• Neers94@lemmygrad.ml
    link
    fedilink
    arrow-up
    15
    ·
    2 years ago

    What your describing is more akin to social democracy. Economic liberalism is free markets, little regulations on private activity, free trade, free commerce, little worker rights or bargaining power and very active private influence in the state. That isn’t really at all comparable to china. The most comparable system to modern china is the Soviet NEP (New economic policy), where private industry is used to absorb foreign investment and Garner greater cooperation with the mostly capitalist global economy. This was dumped by the soviets in favor of “socialism in one country”, a more autarkic model that is much less reliant on foreign trade and cooperation. I’m not going to argue which is better, that’s a long discussion for another day. But this is exactly what path china has taken since deng. China connecting it’s economy to global commerce isn’t economic liberalism. SOEs and private companies are used to absorb foreign investment, and that investment is used to rapidly grow the economy.

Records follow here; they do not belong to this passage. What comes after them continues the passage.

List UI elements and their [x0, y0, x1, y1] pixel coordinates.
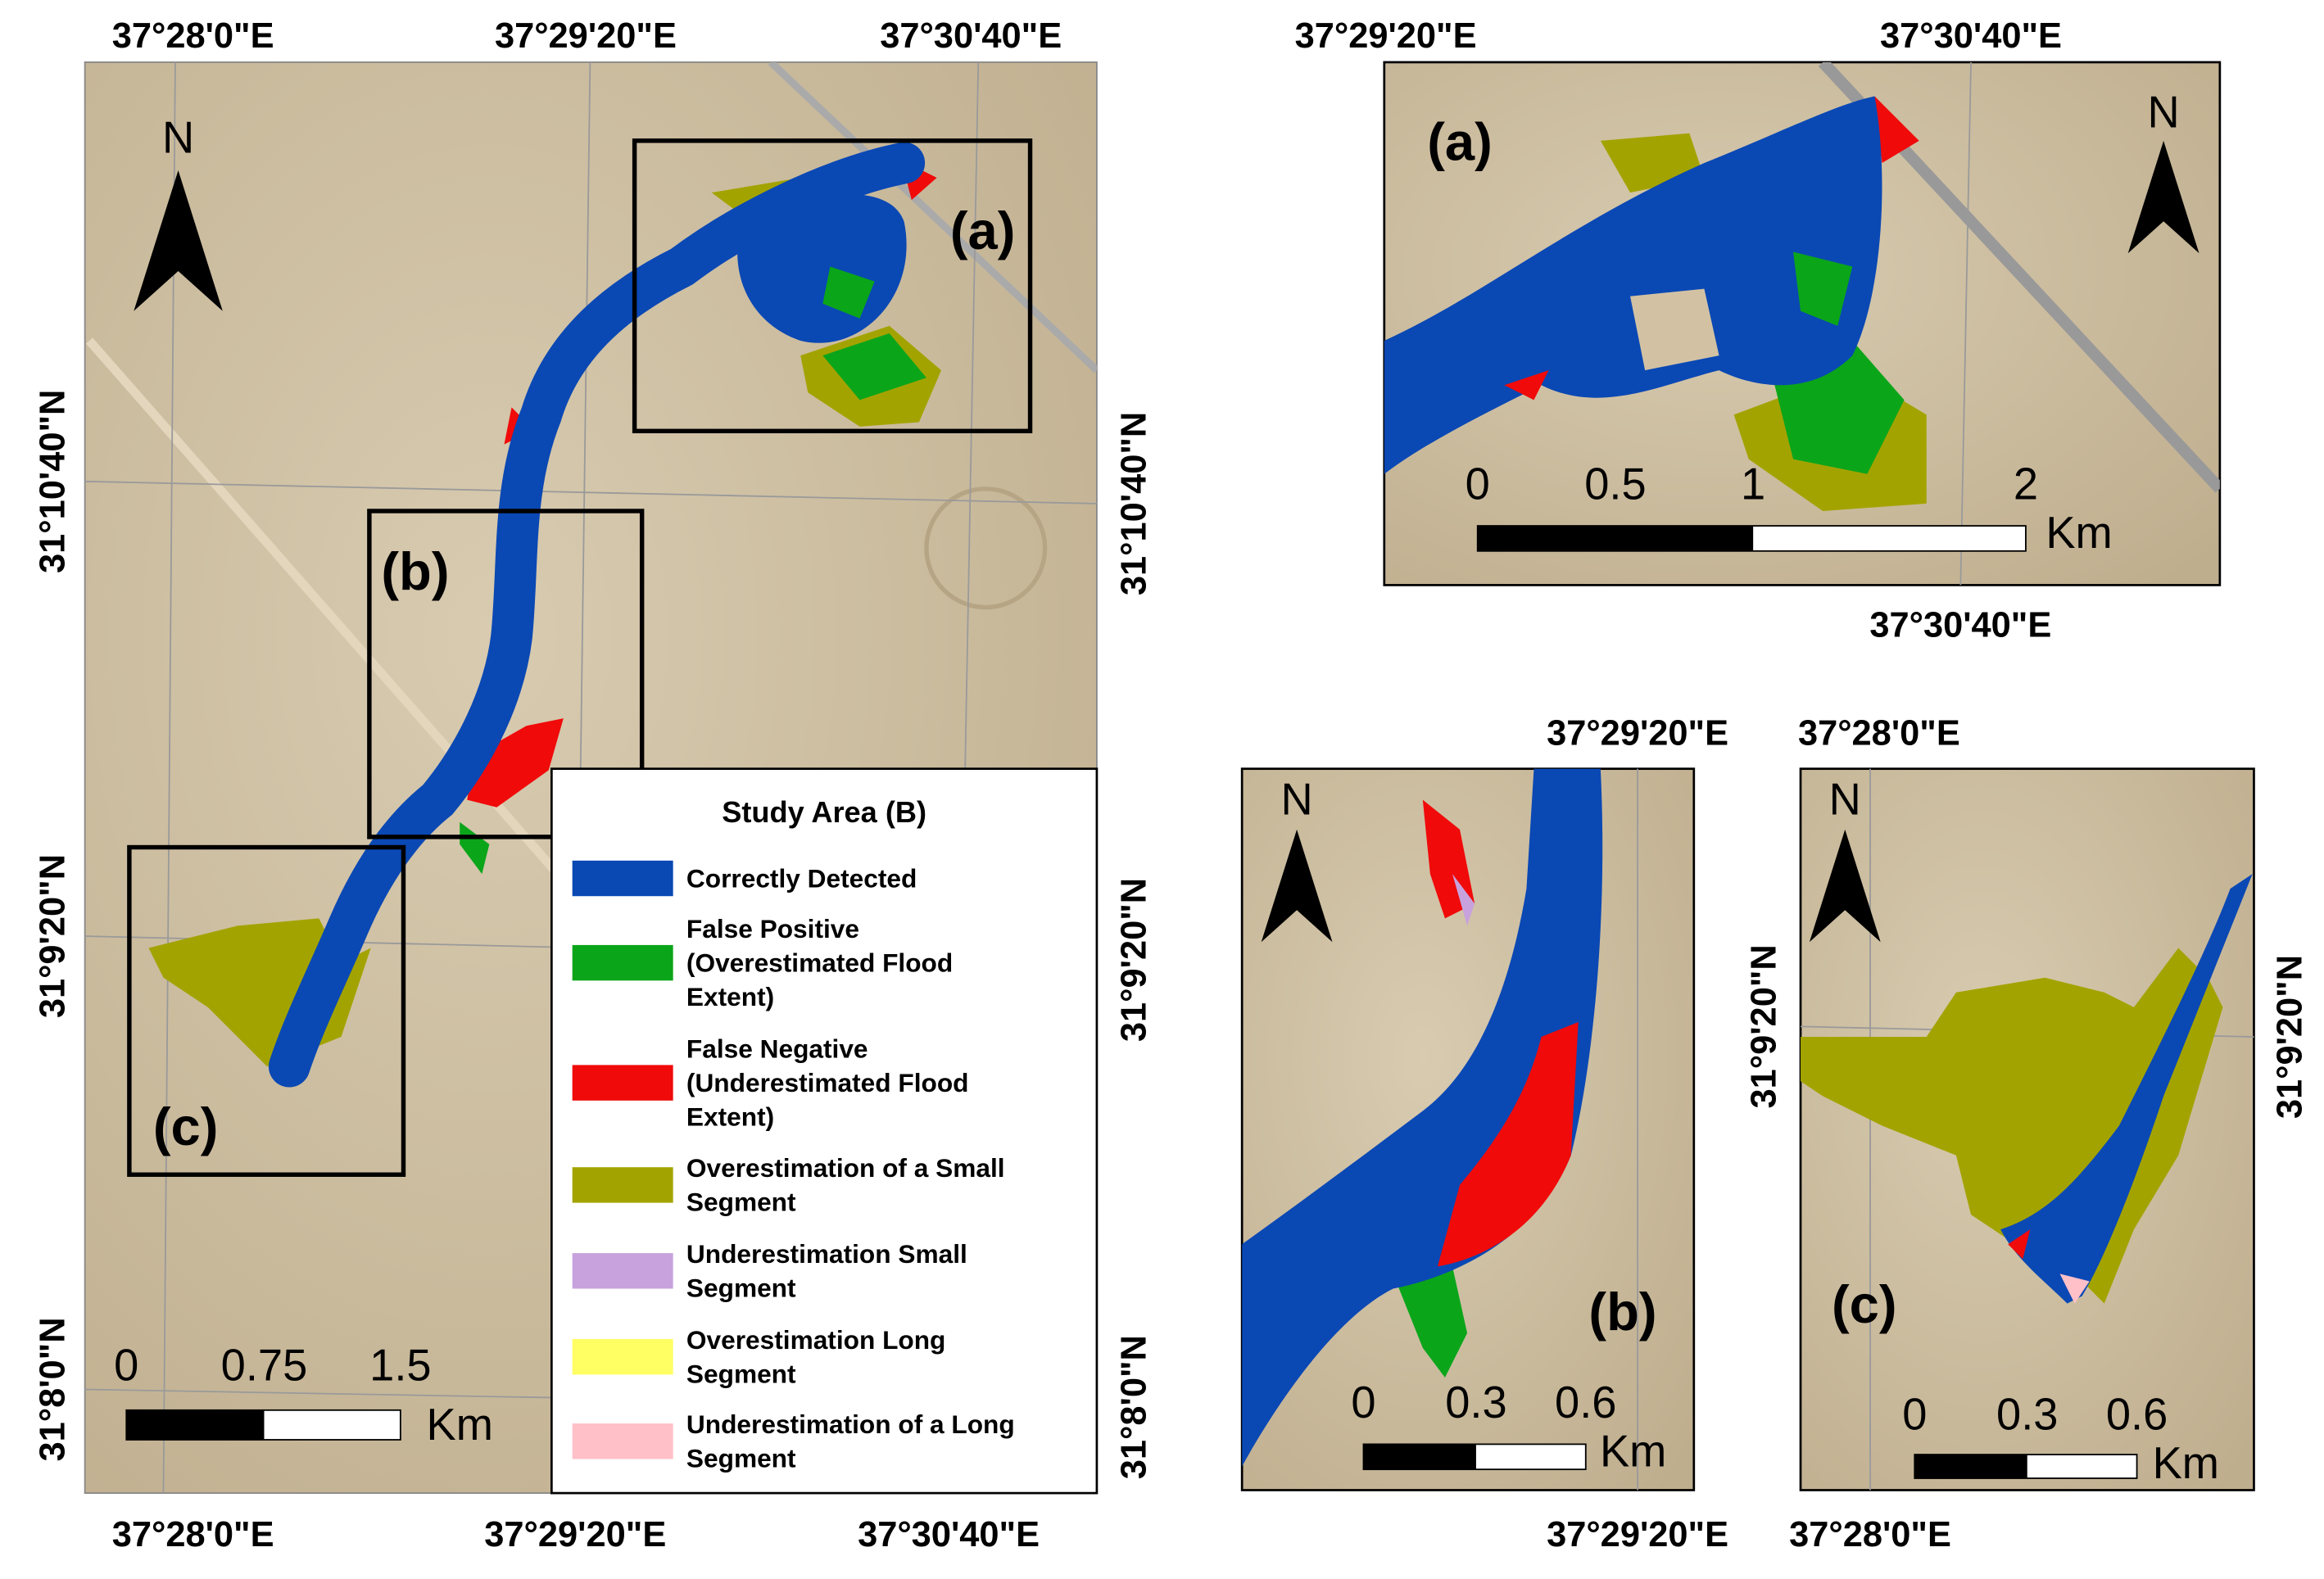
- inset-label: (b): [381, 541, 449, 601]
- scale-bar-fill: [1363, 1444, 1476, 1470]
- legend-label-line: Segment: [686, 1273, 796, 1302]
- coord-label: 37°28'0"E: [112, 1515, 274, 1554]
- coord-label: 31°9'20"N: [33, 854, 72, 1018]
- scale-label: 0.5: [1584, 460, 1646, 509]
- legend-label-line: Overestimation of a Small: [686, 1153, 1005, 1183]
- legend-swatch: [572, 1253, 673, 1289]
- map-features: [1384, 61, 2220, 586]
- legend-label-line: Underestimation of a Long: [686, 1409, 1015, 1439]
- coord-label: 31°10'40"N: [33, 390, 72, 573]
- scale-label: 1.5: [369, 1341, 431, 1391]
- coord-label: 37°30'40"E: [1880, 16, 2062, 56]
- north-label: N: [2148, 88, 2180, 138]
- panel-label: (a): [1427, 111, 1493, 171]
- scale-bar-fill: [1477, 526, 1754, 551]
- coord-label: 31°9'20"N: [1115, 878, 1154, 1042]
- legend-label-line: Segment: [686, 1443, 796, 1473]
- coord-label: 37°30'40"E: [880, 16, 1062, 56]
- scale-label: 0.3: [1445, 1378, 1506, 1427]
- legend-label-line: Overestimation Long: [686, 1325, 945, 1355]
- legend-label-line: False Positive: [686, 914, 859, 943]
- coord-label: 31°8'0"N: [1115, 1335, 1154, 1479]
- inset-box: [367, 509, 645, 839]
- north-label: N: [1280, 776, 1312, 825]
- panel-c: (c) N 0 0.3 0.6 Km 37°28'0"E 37°28'0"E 3…: [1744, 714, 2309, 1554]
- coord-label: 31°8'0"N: [33, 1317, 72, 1461]
- scale-label: 0: [1351, 1378, 1375, 1427]
- panel-label: (b): [1588, 1282, 1656, 1341]
- inset-label: (c): [153, 1097, 219, 1156]
- coord-label: 37°29'20"E: [1547, 1515, 1728, 1554]
- coord-label: 37°29'20"E: [1547, 714, 1728, 753]
- legend-label-line: (Overestimated Flood: [686, 948, 953, 977]
- coord-label: 31°9'20"N: [1744, 944, 1783, 1108]
- legend-label: Correctly Detected: [686, 863, 917, 893]
- coord-label: 37°30'40"E: [1869, 606, 2051, 645]
- panel-a: (a) N 0 0.5 1 2 Km 37°29'20"E 37°30'40"E…: [1295, 16, 2222, 645]
- legend-label: Underestimation Small Segment: [686, 1239, 967, 1303]
- scale-bar-fill: [1914, 1455, 2027, 1479]
- scale-label: 0.6: [1555, 1378, 1616, 1427]
- scale-label: 1: [1741, 460, 1765, 509]
- legend-swatch: [572, 944, 673, 981]
- coord-label: 31°9'20"N: [2270, 955, 2309, 1119]
- north-label: N: [1829, 776, 1861, 825]
- legend-label-line: False Negative: [686, 1034, 868, 1063]
- map-features: [1801, 768, 2254, 1491]
- scale-bar-fill: [126, 1409, 265, 1440]
- coord-label: 37°29'20"E: [484, 1515, 666, 1554]
- legend-label-line: Correctly Detected: [686, 863, 917, 893]
- coord-label: 37°30'40"E: [858, 1515, 1040, 1554]
- scale-label: 0.75: [221, 1341, 308, 1391]
- coord-label: 31°10'40"N: [1115, 412, 1154, 595]
- coord-label: 37°29'20"E: [1295, 16, 1477, 56]
- scale-label: 0.6: [2106, 1390, 2168, 1439]
- coord-label: 37°28'0"E: [112, 16, 274, 56]
- inset-label: (a): [950, 201, 1016, 260]
- coord-label: 37°28'0"E: [1789, 1515, 1951, 1554]
- legend-label-line: Underestimation Small: [686, 1239, 967, 1269]
- panel-label: (c): [1832, 1274, 1897, 1334]
- legend-swatch: [572, 1339, 673, 1375]
- legend-label: Underestimation of a Long Segment: [686, 1409, 1015, 1473]
- scale-unit: Km: [427, 1400, 493, 1450]
- scale-label: 0: [1466, 460, 1490, 509]
- scale-label: 2: [2014, 460, 2038, 509]
- scale-unit: Km: [1600, 1427, 1666, 1477]
- legend-swatch: [572, 860, 673, 897]
- coord-label: 37°28'0"E: [1798, 714, 1960, 753]
- legend-label: False Negative (Underestimated Flood Exten…: [686, 1034, 969, 1131]
- legend-label: Overestimation Long Segment: [686, 1325, 945, 1389]
- panel-b: (b) N 0 0.3 0.6 Km 37°29'20"E 37°29'20"E: [1240, 714, 1728, 1554]
- legend-swatch: [572, 1065, 673, 1101]
- legend-label: Overestimation of a Small Segment: [686, 1153, 1005, 1217]
- legend-label-line: Segment: [686, 1359, 796, 1388]
- legend-label: False Positive (Overestimated Flood Extent…: [686, 914, 953, 1011]
- scale-unit: Km: [2045, 509, 2112, 558]
- north-label: N: [162, 113, 194, 162]
- coord-label: 37°29'20"E: [495, 16, 677, 56]
- legend-swatch: [572, 1423, 673, 1459]
- scale-label: 0: [1902, 1390, 1927, 1439]
- legend-label-line: (Underestimated Flood: [686, 1068, 969, 1097]
- legend-label-line: Segment: [686, 1188, 796, 1217]
- scale-label: 0: [114, 1341, 138, 1391]
- legend: Study Area (B) Correctly Detected False P…: [550, 767, 1099, 1495]
- scale-unit: Km: [2153, 1439, 2219, 1488]
- scale-label: 0.3: [1996, 1390, 2058, 1439]
- map-features: [1242, 768, 1638, 1491]
- legend-swatch: [572, 1167, 673, 1203]
- legend-title: Study Area (B): [722, 795, 926, 829]
- inset-box: [127, 844, 406, 1177]
- legend-label-line: Extent): [686, 982, 774, 1011]
- legend-label-line: Extent): [686, 1102, 774, 1132]
- inset-box: [632, 138, 1033, 434]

In a capitalist economically liberal china, that investment would be used to make the private barons richer and would be the sole property of those private barons, at the expense of the rest of the population. Instead, in china, that wealth is used to fund state owned industry and projects, as well as public services. Private industry is just bait, that’s all they are, pawns of the state that exist to bait in investment from foreign conglomerates that would never invest in state owned or state operated industry. Private industry in china is held on an incredibly tight leash, much harsher than any country in the globe that allows the private sector to exist. Private industry is only allowed to operate in a limited amount of fields, and is only allowed to operate in SEZs (special economic zones) designated by the government. This has been very successful for china, and if any self described economic liberals learned about how the Chinese economy operated, they would immediately lambast it as evil communism and would not at all come to the conclusion that capitalism or economic liberalism has been beneficial to china.